Posted by: Kate on February 9, 2004 02:52 PM

It's all about drama, not facts.

My mother called me in an absolute panic because of national television reports that Fort Collins, Colorado had practically been washed away in a flood.

There was damage (I had four feet of water in my basement), but it only effected a square mile or so of the town. The creek that overflowed was normally small enough to step across. The news reports made it seem as if it were a second Biblical Flood. There's no drama in reporting the facts: A couple dozen mobile homes were destroyed, less than a hundred homes with flooding, the campus library archives destroyed, and LOTS of water in the streets. Hardly a major disaster.

I now ignore television news almost completely.

Posted by: mrsizer on February 9, 2004 03:01 PM

I was a public library director, so besides doing fact checking for a living, I dealt with local news media constantly. I found that unless I wrote a story about the Library myself they ALWAYS got it wrong. I have been lied to and lied about by reporters so often that I now never believe them, ever. Either learn to be a discriminating consumer of news or avoid it completely because objective journalism is dead.

Posted by: Rob on February 9, 2004 04:15 PM

TV is for sensationalist stories that, more often than not, use disinformation to inflame viewers. Even local news channels have succumed to the temptation of a 5:00 announcement, "A household chemical that could kill your children...more at 11:00. (11:00 report) Our top story tonight will have parents locking their cabinets and watching their children a little more closely. Tragically a teenager died this weekend when his stomach was exposed to bleech after chugging Clorox from his family's laundry room."

Big Media is about making money. Plain and simple. They are big business. They only pay lipservice to the words "journalistic integrity" and "facts" and "truth." Between the horrible bias of Peter Jennings and Fox News they are all only concerned about ratings.

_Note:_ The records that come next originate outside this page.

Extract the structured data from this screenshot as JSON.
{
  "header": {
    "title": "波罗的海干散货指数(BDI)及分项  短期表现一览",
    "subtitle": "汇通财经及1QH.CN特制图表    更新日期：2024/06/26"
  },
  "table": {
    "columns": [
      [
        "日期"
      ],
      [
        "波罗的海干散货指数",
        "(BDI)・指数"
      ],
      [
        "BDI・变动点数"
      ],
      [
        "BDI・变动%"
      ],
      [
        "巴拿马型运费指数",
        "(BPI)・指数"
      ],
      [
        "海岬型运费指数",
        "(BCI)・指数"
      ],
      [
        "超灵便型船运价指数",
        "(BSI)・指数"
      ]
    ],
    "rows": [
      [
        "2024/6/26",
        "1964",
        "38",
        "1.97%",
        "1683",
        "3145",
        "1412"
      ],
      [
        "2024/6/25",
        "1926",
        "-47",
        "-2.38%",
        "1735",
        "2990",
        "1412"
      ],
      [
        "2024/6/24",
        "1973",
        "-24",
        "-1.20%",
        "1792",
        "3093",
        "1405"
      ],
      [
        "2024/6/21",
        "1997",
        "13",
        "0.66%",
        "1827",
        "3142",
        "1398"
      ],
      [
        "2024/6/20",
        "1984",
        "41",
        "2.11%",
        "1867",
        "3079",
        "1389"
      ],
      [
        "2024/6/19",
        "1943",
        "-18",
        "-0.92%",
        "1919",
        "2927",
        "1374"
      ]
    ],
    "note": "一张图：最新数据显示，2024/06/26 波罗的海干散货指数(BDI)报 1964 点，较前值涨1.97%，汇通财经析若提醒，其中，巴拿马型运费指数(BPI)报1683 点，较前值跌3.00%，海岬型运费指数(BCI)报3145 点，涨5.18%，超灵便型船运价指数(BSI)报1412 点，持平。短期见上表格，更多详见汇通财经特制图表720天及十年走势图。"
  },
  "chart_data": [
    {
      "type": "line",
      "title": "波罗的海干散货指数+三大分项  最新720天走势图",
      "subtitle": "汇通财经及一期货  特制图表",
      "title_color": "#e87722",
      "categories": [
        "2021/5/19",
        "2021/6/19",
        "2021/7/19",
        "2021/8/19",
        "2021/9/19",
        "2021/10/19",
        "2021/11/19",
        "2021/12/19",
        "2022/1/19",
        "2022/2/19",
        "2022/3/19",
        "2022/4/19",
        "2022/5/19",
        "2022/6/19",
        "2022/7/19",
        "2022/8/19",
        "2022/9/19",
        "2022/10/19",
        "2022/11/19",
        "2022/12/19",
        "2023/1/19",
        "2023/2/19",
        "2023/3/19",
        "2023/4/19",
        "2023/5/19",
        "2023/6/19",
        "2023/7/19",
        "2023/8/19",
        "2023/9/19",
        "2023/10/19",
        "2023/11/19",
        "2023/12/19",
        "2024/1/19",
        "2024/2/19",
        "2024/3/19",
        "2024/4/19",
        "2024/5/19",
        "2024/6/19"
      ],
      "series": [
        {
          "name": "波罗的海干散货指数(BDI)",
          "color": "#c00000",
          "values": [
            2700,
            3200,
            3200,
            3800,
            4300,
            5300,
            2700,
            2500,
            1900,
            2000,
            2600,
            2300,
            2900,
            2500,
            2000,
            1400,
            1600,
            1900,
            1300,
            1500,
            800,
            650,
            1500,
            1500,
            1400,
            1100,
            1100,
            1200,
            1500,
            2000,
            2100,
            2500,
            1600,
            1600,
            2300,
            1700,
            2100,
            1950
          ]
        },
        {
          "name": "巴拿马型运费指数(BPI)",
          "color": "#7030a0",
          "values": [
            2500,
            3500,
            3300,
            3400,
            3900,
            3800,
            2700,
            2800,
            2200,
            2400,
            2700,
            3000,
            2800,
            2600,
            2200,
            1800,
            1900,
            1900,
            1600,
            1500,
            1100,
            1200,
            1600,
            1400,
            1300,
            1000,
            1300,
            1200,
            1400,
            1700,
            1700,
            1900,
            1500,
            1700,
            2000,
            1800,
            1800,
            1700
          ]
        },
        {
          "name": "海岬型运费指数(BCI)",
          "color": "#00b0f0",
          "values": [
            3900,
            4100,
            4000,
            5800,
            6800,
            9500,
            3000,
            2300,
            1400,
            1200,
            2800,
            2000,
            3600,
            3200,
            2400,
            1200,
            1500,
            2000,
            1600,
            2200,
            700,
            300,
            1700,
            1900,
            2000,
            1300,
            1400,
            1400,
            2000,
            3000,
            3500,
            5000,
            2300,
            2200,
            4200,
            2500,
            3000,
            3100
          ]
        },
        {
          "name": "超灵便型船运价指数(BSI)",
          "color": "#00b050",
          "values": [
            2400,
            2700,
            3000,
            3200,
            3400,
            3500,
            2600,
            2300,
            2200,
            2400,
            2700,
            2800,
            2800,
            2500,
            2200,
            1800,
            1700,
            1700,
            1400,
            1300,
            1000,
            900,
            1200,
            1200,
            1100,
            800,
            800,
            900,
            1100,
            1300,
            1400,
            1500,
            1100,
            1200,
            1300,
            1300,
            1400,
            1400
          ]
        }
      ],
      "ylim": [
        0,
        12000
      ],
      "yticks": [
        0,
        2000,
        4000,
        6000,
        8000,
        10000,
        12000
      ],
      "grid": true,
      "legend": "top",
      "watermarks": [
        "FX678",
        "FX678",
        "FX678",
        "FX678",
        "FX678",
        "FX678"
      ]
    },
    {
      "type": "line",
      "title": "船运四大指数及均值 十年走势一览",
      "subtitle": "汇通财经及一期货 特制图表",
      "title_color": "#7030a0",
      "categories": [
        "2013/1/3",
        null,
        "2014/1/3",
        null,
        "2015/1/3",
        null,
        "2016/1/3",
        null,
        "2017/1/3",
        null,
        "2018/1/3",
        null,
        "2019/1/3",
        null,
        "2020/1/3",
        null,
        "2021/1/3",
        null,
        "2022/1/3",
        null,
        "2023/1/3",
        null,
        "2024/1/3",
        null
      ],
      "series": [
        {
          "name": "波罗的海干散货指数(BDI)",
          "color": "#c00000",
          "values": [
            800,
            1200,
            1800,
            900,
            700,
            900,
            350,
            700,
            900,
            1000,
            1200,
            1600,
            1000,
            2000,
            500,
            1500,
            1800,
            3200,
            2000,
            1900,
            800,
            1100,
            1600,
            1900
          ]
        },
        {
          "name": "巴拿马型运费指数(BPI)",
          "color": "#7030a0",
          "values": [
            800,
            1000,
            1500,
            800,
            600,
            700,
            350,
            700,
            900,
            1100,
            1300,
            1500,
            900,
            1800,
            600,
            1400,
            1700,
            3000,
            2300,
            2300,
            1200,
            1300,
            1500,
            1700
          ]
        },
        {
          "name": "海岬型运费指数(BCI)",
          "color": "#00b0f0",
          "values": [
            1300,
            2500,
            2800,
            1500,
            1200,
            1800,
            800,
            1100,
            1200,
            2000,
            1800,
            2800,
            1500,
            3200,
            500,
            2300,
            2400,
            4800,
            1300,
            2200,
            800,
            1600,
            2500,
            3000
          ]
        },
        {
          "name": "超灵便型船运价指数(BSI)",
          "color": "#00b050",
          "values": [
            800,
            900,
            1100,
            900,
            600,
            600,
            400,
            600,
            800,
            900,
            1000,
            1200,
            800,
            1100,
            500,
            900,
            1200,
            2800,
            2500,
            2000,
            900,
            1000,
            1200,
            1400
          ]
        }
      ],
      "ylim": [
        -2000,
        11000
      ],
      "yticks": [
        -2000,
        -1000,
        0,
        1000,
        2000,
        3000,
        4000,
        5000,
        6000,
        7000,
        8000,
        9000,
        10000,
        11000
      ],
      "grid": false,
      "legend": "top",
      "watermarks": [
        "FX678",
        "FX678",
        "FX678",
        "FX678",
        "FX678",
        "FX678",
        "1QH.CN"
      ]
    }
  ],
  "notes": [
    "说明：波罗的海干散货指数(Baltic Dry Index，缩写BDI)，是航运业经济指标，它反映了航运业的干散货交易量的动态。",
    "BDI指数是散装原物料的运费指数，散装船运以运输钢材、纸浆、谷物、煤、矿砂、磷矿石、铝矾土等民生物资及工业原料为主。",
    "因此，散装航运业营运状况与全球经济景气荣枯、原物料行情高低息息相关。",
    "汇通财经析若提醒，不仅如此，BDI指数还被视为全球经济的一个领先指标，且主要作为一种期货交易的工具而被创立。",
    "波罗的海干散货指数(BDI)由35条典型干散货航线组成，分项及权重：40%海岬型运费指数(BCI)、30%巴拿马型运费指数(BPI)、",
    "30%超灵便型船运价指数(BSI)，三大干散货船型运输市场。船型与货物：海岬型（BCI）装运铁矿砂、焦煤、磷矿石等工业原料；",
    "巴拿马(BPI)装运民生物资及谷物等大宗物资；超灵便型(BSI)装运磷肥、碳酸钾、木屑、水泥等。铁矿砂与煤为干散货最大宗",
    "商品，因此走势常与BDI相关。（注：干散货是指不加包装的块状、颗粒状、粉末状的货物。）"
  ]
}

Posted by: Giya on February 9, 2004 04:17 PM

I'll chime in with agreement on the essential ignorance of the average journalist. Few know very much, if anything at all, of what they cover.
Much of this comes from what has happened to journalism in the last fifty or so years. Once upon a time there were people in the trade of reporting. Reporters were usually blue collar kids with a flair for words. They started as copyboys in newspapers as an alternative to working in the steel mill or construction sites. When they got their break as reporters they were put on a beat, to advance in the trade they learned the subject. A reporter on the police beat had the advantage of having the same background as the cops he covered. It was easier for him to learn the subject.
Now jounalism is a 'profession'. It isn't learned as copyboys, it's learned in J School. The bright working class kids don't go to J Scholl, it's the dimmer upper middle class kids. What counts is the ability to read from a teleprompter, important hair and a perfect set of teeth. The bright kids study business and engineering. The less bright go to J School. The dumping ground, of course, is the college of education of any university.
Check the SAT scores.

Posted by: Peter on February 9, 2004 04:49 PM

It's not just the TV guys (although they are definitely the worst). It's all of them.

And, really, nothing has changed. Sherman said something along the lines of if he killed all the reporters following him down to Georgia he'd have (misreported) news from Hell the next day. It's just that after Vietnam and Watergate, where the press really did make a huge difference, a culture of infallibility has taken hold. Scandal after scandal makes no difference to the newsies. We just have to make sure to spread the word when they screw it up and hold their feet to the fire until they promise to change.